Wednesday, December 16, 2009

Daring Cooks - Salmon En Croute

I'm not a big pastry person. Chocolate - yes, bring it on. But pastry? Meh. I can take it or leave it. Most often I abandon the pastry in favour of the filling. So when I saw this:

"The December 2009 Daring Cooks challenge was hosted by Simone of Junglefrog Cooking. Simone chose Salmon en Croute (or alternative recipes for Beef Wellington or Vegetable en Croute) from Good Food Online."

I kind of quivered in my boots a little bit. Because see, not only am I not a big pastry eater, I'm also not a big pastry maker. But, I reasoned, that's exactly the point of the Daring Kitchen. To step out of our comfort zones. To go boldly where no (wo)man has gone before! Or so it felt.

My experience in making this was quite positive though. It was fairly straightforward to make (and also a lot quicker than anticipated - bonus!) and I must say it did look quite impressive. Just the thing I needed for our 2  3/4 year wedding anniversary!

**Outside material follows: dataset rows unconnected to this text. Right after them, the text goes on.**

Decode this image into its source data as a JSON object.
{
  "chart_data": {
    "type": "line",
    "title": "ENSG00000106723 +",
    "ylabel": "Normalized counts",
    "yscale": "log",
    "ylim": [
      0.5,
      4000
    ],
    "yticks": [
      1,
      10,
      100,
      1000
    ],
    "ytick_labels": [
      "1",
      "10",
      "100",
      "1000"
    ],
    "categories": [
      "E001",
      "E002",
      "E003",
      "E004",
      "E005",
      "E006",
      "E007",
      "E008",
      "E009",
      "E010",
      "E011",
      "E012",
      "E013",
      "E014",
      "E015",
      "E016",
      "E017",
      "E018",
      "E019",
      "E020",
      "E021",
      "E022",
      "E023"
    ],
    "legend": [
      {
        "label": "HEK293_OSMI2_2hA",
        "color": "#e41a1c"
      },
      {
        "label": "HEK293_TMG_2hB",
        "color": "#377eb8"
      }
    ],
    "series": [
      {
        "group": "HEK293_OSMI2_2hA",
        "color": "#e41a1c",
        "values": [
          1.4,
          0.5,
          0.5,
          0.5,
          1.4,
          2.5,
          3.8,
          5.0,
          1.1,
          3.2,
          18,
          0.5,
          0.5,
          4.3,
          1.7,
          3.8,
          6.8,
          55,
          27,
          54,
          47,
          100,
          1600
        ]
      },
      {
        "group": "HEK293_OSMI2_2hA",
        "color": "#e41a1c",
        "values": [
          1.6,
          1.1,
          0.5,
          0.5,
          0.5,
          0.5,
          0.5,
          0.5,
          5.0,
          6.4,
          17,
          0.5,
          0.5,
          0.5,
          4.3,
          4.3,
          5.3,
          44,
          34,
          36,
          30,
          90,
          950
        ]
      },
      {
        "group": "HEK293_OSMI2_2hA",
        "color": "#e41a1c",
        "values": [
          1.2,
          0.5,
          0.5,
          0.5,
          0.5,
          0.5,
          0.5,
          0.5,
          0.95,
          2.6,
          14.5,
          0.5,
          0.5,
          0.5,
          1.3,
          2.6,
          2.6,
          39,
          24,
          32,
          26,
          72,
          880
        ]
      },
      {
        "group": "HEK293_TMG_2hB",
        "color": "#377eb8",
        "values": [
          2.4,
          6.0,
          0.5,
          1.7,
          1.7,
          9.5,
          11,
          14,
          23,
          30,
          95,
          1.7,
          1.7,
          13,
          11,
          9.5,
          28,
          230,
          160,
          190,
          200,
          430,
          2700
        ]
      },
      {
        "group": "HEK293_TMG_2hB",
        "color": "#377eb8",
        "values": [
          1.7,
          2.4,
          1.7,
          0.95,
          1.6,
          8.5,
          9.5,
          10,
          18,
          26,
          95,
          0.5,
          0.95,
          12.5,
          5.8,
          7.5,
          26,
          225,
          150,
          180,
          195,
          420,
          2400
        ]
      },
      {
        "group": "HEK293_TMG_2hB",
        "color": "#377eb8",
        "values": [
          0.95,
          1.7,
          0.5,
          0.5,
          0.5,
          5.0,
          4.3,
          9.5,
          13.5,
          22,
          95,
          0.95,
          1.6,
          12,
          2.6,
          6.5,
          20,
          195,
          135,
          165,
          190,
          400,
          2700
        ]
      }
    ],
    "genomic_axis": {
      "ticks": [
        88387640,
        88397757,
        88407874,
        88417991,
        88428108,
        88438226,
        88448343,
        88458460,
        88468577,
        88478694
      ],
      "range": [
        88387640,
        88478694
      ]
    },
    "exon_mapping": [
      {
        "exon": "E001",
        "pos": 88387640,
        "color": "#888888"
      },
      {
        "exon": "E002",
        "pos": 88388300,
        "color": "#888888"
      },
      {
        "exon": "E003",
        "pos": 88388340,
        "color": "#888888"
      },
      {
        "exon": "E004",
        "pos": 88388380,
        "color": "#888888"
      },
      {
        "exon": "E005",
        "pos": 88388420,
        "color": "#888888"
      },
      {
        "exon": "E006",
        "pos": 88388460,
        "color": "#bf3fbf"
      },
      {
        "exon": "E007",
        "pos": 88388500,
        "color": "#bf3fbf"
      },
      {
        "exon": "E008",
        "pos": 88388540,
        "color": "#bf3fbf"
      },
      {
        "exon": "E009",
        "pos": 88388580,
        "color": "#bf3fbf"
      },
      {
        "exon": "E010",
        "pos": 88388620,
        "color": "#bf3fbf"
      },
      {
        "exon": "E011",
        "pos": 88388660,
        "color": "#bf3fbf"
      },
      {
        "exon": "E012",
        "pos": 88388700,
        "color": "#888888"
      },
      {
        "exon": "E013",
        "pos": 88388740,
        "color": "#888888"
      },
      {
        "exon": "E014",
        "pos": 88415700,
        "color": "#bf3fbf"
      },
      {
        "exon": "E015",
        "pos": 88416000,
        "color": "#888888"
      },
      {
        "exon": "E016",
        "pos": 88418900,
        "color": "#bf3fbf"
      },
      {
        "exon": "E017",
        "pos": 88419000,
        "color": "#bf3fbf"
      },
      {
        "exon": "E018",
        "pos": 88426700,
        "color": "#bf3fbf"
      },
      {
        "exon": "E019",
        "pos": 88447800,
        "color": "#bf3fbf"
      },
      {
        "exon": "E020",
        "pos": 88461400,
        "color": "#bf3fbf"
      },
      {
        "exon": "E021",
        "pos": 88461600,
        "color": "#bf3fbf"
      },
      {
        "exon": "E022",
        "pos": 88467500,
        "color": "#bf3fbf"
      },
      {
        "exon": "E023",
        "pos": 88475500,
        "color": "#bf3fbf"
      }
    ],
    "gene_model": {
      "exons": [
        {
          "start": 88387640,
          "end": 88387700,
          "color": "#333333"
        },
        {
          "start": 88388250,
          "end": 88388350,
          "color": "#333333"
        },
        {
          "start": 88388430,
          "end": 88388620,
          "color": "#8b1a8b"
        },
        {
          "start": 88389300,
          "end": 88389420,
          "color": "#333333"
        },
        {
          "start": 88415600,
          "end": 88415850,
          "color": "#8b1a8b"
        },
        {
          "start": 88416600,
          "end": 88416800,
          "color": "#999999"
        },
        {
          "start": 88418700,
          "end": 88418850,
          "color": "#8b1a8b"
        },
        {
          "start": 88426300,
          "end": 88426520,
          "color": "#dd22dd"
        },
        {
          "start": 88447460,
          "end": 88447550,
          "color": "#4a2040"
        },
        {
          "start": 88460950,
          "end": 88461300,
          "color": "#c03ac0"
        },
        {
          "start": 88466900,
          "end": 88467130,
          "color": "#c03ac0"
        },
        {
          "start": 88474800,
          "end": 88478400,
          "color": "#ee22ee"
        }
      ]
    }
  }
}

It tasted good too - the salmon really shined and the watercress puree was the perfect partner to the dish. The only downside was that the pastry was super rich. Both myself and TheHusband couldn't finish more than half of our servings. Next time I make this, I would probably use filo pastry. If you're a big pastry person though, I guarantee you'll be all over this like a bad rash.
Shortcrust pastry
Adapted from  Good Food online

Makes 500g dough
450g all purpose flour
200g cold butter
a pinch of salt

1. Sift the flour into a large bowl. Rub butter into flour until it resembles fine breadcrumbs. 2. Add salt and 2 - 3 tbsp of water, mixing to form a firm but pliable dough.
3. Knead briefly on a floured surface, then wrap in clingfilm and chill while filling is prepared.

Salmon en croute
Adapted from Good Food online

Serves 4

150g smooth cottage cheese
3/4 cup watercress
1/2 cup mixed greens (rocket and spinach)
salt & pepper to taste
500g shortcrust pastry (see recipe above, or use store bought)
500g salmon fillet (skinless), cut into 4 pieces
1 egg

1.Heat the oven to 200°C. Puree cottage cheese, watercress, rocket and spinach in a food processor to form a smooth sauce. Season to taste with salt & pepper.
2. Using a 1/4 of the dough, roll the pastry out  approx 2 - 3 mm thick and large enough to cover one salmon fillet in it. Transfer pastry to a greased baking tray, put one piece of salmon in the middle, spoon some watercress puree onto the salmon, then fold the pastry over to form a neat parcel. Repeat with the rest of the dough and salmon. There will be some watercress puree left over - reserve that for serving.
3. Make 3 neat cuts in each salmon parcel to allow steam to escape and make some decorations with the off-cuts to disguise the join if you like. Brush with the egg glaze.
4. Bake for 20 - 30 minutes or until the pastry is crisp and browned. Serve with the reserved watercress puree as a sauce.


Yum Yucky on December 16, 2009 5:48 pm said...

Beautiful! Bravo! I'd sink my hungry teef into it.

Jeanne on January 04, 2010 5:36 pm said...

Oooh - well done you! I've made salmon en croute a couple of times but never made my own pastry. Yours looks fabulous!

Marisa on January 05, 2010 8:32 am said...

Thanks Jeanne - that pastry made me quite nervous.